Synlait became a Certified B Corporation in June 2020, the first NZ-headquartered dairy company to do so. Synlait also signed a new manufacturing supply agreement is signed with a large multi-national 'Customer S' (believed to be Abbott Laboratories) to manufacture, blend and package nutritional products which include plant-based products.

In 2023, Synlait announced its intention to sell its Dairyworks and Talbot Forest Cheese brands as the company refocuses its strategy toward advanced nutrition powders and foodservice products, and away from consumer dairy.

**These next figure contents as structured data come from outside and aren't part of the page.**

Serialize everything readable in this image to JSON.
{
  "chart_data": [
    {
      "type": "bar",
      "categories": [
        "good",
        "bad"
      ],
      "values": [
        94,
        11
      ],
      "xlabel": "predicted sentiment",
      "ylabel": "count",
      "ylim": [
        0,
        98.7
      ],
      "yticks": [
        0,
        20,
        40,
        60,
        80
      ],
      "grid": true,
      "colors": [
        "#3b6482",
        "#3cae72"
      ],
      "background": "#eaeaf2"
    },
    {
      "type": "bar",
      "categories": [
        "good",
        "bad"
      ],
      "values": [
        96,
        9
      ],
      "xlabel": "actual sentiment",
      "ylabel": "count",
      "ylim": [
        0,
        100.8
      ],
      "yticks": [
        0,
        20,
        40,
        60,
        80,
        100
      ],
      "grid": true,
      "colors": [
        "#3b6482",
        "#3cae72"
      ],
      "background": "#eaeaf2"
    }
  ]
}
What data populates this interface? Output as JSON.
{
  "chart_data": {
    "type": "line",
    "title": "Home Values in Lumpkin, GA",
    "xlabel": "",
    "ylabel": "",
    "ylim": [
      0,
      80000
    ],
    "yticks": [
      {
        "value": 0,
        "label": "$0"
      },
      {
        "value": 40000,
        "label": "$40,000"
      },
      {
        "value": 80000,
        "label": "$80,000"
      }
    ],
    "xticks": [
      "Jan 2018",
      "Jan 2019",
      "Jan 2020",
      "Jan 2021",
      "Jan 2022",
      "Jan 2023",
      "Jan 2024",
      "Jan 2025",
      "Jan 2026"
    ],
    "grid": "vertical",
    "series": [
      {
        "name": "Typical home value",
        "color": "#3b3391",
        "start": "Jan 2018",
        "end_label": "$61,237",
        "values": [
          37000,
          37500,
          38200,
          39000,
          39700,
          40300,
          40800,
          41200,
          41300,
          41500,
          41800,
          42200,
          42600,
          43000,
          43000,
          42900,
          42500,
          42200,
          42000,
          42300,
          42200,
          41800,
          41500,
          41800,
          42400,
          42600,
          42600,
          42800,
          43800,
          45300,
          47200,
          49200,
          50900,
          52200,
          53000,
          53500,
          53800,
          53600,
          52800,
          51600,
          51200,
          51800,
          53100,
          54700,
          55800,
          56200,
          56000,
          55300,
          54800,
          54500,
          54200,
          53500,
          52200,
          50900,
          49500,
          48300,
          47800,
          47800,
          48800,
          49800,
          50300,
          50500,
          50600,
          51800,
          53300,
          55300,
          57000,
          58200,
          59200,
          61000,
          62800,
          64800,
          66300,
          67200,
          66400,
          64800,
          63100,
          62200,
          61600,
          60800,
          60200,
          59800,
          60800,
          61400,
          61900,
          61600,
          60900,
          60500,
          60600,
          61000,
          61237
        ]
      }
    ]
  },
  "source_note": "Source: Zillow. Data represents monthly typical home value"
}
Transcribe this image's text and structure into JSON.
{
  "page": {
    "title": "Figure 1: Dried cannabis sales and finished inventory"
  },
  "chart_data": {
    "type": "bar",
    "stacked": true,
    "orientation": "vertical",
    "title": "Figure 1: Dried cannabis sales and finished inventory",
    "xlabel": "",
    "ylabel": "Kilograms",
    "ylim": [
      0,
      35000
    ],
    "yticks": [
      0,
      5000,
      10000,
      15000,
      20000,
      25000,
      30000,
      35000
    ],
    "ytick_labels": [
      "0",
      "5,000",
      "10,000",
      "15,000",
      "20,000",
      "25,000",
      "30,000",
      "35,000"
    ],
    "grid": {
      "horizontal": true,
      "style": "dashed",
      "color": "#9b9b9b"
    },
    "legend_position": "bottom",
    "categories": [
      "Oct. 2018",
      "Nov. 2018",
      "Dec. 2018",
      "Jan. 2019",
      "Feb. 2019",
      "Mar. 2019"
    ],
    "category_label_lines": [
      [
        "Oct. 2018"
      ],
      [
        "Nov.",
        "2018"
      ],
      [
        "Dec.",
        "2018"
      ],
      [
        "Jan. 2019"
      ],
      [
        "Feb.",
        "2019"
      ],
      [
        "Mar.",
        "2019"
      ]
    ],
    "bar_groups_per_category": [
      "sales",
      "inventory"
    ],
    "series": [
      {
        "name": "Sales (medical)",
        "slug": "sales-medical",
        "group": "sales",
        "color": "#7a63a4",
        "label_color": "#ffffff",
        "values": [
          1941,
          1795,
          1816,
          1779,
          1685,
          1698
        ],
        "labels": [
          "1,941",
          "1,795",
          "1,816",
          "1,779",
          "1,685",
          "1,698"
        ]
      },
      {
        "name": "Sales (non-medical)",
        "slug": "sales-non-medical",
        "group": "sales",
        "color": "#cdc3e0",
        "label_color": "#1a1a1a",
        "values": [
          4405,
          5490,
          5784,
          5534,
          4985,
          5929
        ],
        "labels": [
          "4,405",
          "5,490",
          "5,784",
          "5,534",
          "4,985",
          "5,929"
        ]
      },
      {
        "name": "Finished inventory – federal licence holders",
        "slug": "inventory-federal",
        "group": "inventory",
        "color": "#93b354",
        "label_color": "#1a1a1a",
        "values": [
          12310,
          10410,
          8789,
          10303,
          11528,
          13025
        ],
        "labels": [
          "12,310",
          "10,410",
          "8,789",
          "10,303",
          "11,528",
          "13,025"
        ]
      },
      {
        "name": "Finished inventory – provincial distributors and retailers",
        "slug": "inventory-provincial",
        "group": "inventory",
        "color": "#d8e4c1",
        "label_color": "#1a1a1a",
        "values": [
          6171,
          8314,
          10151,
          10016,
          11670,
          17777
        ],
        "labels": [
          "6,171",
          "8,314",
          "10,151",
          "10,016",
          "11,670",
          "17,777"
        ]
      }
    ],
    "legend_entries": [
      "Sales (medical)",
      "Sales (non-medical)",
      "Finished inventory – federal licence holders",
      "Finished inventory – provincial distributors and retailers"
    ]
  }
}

In 2024, Synlait continued to struggle in an increasing competitive environment having made questionable strategic decisions. Following poor 2023 results where all key indicators were negative, concerns about the company's ability to continue operations grew. Synlait relied on China's Dairy Bright increasing it's stake from 39% to 65% bought at $0.60 a share for a $185 million issue of shares. A2 milk also retaining its 19% stake with a $32 million issue of shares at $0.43 per share.

Continuing in late 2024, Synlait ”slumped to large losses” after having unsustainable levels of debt, too much production capacity and significantly higher interest rates.